I suppose today was among Billy Graham's happiest. "I’ll be glad when the moment comes when the Lord calls me to heaven," he once remarked. "I get tired down here sometimes." That, I can imagine, given the furious pace at which he moved.
Some of his success was as much due to luck as activity. Although he had gained a respectable reputation in evangelical circles by 1949, also in that year "newspaper baron William Randolph Hearst … had decided that America needed a spiritual awakening," notes the Washington Post's obituary. Graham happened to be
preaching in Los Angeles and he "caught the eye" of Hearst, who next ordered his editors nationwide to "Puff Graham."
Graham inherited a fundamentalist community that, by the mid-20th century, had been ravaged by overindulgence. "The profession had become badly tarnished … for a variety of reasons," writes the Post, among which "were the rigid fundamentalist religious dogma held up to ridicule in the Scopes 'monkey' trial of the 1920s and the unscrupulous excesses of itinerant evangelists traveling the 'tent-and-sawdust circuit' as portrayed in the Sinclair Lewis novel 'Elmer Gantry.'" I recently read a biography of Clarence Darrow, whose letter from Eugene Debs — about the Scripture-thumping William Jennings Bryan — gives a flavor of the anti-fundamentalist sentiment building at the time.

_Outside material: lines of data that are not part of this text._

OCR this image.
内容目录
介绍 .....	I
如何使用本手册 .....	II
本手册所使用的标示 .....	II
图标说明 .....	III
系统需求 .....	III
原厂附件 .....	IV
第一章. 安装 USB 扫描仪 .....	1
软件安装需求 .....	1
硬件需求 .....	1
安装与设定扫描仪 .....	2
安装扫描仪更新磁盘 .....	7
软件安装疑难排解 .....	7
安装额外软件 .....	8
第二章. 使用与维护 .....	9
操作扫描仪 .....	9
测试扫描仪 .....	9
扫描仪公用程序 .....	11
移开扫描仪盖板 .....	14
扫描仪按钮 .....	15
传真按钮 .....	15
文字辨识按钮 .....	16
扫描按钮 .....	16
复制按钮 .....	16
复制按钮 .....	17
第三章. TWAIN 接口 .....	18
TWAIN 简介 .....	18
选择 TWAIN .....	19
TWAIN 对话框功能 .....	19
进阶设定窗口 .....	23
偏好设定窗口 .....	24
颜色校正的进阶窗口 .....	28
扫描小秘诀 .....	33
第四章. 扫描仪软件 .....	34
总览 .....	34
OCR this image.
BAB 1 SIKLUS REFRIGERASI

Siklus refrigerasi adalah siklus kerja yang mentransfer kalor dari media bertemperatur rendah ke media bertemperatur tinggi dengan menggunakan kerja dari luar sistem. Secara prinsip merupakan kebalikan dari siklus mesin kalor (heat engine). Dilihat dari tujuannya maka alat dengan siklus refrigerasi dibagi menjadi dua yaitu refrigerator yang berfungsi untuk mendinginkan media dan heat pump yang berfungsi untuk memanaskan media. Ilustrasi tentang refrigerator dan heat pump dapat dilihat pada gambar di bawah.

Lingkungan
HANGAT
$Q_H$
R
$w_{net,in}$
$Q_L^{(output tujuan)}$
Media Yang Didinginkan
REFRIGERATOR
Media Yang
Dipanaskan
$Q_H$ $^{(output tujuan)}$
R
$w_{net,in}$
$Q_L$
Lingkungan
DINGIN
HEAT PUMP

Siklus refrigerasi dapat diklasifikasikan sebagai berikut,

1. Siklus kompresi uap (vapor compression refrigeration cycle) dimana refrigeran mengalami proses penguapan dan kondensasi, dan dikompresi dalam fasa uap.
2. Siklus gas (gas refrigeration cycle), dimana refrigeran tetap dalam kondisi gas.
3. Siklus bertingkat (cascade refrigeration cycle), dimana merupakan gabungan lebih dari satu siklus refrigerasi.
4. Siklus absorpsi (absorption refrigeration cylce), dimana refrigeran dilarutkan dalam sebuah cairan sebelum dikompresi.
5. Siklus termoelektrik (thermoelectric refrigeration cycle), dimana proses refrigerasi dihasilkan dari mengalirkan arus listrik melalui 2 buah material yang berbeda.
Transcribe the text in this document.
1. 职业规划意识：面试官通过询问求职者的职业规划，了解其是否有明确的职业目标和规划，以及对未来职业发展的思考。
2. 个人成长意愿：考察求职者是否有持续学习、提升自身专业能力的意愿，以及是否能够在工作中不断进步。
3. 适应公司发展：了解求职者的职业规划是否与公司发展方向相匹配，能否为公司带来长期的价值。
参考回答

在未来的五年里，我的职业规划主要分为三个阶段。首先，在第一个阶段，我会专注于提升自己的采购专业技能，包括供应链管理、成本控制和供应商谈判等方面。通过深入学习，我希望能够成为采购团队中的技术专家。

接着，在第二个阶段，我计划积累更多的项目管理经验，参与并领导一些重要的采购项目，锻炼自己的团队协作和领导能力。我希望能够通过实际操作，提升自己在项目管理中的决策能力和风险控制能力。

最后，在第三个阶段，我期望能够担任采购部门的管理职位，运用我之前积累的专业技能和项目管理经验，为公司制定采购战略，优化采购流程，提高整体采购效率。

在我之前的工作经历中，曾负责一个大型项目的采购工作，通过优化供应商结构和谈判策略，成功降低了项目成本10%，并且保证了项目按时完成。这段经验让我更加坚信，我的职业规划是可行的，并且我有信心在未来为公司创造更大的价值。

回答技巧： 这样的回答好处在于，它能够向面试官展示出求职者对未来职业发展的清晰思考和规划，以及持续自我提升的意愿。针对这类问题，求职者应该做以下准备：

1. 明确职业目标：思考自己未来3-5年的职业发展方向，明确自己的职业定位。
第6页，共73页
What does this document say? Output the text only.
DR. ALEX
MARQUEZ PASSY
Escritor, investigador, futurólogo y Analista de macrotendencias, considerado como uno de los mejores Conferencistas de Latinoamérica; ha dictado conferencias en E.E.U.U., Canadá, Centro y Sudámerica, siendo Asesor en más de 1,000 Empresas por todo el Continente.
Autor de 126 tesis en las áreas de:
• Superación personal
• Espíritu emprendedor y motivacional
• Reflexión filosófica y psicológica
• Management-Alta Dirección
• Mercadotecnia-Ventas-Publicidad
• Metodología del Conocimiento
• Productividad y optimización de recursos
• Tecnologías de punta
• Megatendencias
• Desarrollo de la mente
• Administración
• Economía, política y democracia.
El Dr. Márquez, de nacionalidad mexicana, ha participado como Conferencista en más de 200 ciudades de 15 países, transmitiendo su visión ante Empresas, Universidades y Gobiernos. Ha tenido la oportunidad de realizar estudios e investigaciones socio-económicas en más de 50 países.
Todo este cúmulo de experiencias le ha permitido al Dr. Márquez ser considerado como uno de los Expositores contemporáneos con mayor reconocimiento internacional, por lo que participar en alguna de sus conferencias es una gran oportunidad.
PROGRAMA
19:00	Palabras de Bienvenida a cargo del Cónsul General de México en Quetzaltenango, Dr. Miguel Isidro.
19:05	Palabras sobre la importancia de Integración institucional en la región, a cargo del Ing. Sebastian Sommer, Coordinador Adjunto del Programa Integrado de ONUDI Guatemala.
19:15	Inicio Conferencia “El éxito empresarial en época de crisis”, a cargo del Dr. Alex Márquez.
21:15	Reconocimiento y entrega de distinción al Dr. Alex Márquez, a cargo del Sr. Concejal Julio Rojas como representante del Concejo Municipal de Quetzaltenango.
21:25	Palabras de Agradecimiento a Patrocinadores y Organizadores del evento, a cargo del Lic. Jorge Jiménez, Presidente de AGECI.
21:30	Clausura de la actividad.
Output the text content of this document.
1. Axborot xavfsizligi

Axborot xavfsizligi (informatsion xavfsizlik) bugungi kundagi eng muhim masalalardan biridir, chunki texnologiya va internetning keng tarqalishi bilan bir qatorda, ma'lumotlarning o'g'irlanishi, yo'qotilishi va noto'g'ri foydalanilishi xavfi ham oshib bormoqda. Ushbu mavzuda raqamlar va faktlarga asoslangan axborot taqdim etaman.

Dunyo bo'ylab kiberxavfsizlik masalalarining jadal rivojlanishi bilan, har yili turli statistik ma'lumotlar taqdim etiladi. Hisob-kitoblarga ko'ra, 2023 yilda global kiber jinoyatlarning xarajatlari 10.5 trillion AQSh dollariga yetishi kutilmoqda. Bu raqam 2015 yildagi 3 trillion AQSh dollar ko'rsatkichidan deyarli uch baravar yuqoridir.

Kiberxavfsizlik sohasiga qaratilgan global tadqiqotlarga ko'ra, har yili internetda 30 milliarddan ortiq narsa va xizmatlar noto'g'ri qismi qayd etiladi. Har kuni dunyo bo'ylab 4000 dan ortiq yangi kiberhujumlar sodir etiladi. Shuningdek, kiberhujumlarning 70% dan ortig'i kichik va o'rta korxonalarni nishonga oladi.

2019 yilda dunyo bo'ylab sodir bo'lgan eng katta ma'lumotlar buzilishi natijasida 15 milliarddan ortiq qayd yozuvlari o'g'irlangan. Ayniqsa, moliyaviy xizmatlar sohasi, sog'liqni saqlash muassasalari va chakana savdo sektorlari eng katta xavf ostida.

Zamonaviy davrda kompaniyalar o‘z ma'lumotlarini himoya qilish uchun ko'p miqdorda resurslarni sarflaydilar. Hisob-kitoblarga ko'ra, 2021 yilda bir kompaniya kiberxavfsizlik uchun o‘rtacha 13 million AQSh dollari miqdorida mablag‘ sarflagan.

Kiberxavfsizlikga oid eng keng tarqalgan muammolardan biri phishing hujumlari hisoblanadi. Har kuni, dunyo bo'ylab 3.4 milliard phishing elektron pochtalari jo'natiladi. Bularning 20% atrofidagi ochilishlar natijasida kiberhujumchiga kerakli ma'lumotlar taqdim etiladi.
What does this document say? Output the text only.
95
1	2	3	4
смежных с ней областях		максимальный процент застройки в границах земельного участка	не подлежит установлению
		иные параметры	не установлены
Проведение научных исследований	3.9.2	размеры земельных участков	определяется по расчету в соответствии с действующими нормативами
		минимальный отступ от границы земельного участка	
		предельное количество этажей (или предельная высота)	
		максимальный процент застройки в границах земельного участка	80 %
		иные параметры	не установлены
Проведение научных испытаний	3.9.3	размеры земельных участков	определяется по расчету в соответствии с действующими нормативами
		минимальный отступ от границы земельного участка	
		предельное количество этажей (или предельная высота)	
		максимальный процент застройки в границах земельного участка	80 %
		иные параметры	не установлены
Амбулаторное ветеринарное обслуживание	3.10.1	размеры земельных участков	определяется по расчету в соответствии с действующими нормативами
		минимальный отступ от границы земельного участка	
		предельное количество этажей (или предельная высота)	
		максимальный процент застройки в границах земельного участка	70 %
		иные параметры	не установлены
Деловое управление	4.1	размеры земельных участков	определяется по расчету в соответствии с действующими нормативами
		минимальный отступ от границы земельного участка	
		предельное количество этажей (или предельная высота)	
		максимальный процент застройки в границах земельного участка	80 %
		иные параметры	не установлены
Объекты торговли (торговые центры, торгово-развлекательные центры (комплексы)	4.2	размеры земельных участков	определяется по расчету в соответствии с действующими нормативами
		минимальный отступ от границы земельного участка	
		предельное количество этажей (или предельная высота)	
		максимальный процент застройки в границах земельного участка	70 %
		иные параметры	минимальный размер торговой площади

Debs charged that Bryan was a "shallow-minded mouther of empty phrases," a "pious, canting mountebank," a "prophet of the stone age" who was but one in the "age-old rule of crowning frauds, hypocrites, time-servers and scoundrels."
As for "Elmer Gantry" — one of my all-time favorite films, in part because as a wee lad I fell in love with its prostituting femme fatale, Shirley Jones — I wonder if it also affected Graham. From the pulpit, said Burt Lancaster as the fiery Gantry, "I know nothing of theosophy, philosophy, psychology, ideology or any other ology." Said Graham, once, "I’m not here to teach psychology or philosophy or theology."
The most delicious passage in the Post's obit is this: "In 1950, Mr. Graham made his first White House visit, calling on President Harry S. Truman, who was cool to the young evangelist. When Mr. Graham suggested that they 'have a word of prayer' together, the president answered, 'I don't suppose it could do any harm.'"
(Oh, and Graham "was not invited back during the Truman administration.")
A regular feature of Graham's evangelical spiel was, "Are you frustrated, bewildered, dejected, breaking under the strains of life? Then listen for a moment to me. Say yes to the savior tonight, and in a moment you will know such comfort as you have never known." It would have been pleasant had his audiences experienced those metamorphoses. In my experience with evangelical Christians, however, they are far from earthly bliss: calm, collected, uplifted, floating along in the river of life. They are instead petty, judgmental and seemingly miserable.
Still, Billy Graham was more honorable than most at what he did; he managed to steer clear of today's evangelical spitefulness, bigotry and hate. (It's a shame his son failed to catch some of that spirit.) With Graham's passing, who of any note is left in the evangelical community who sounds more like their Savior than Satan?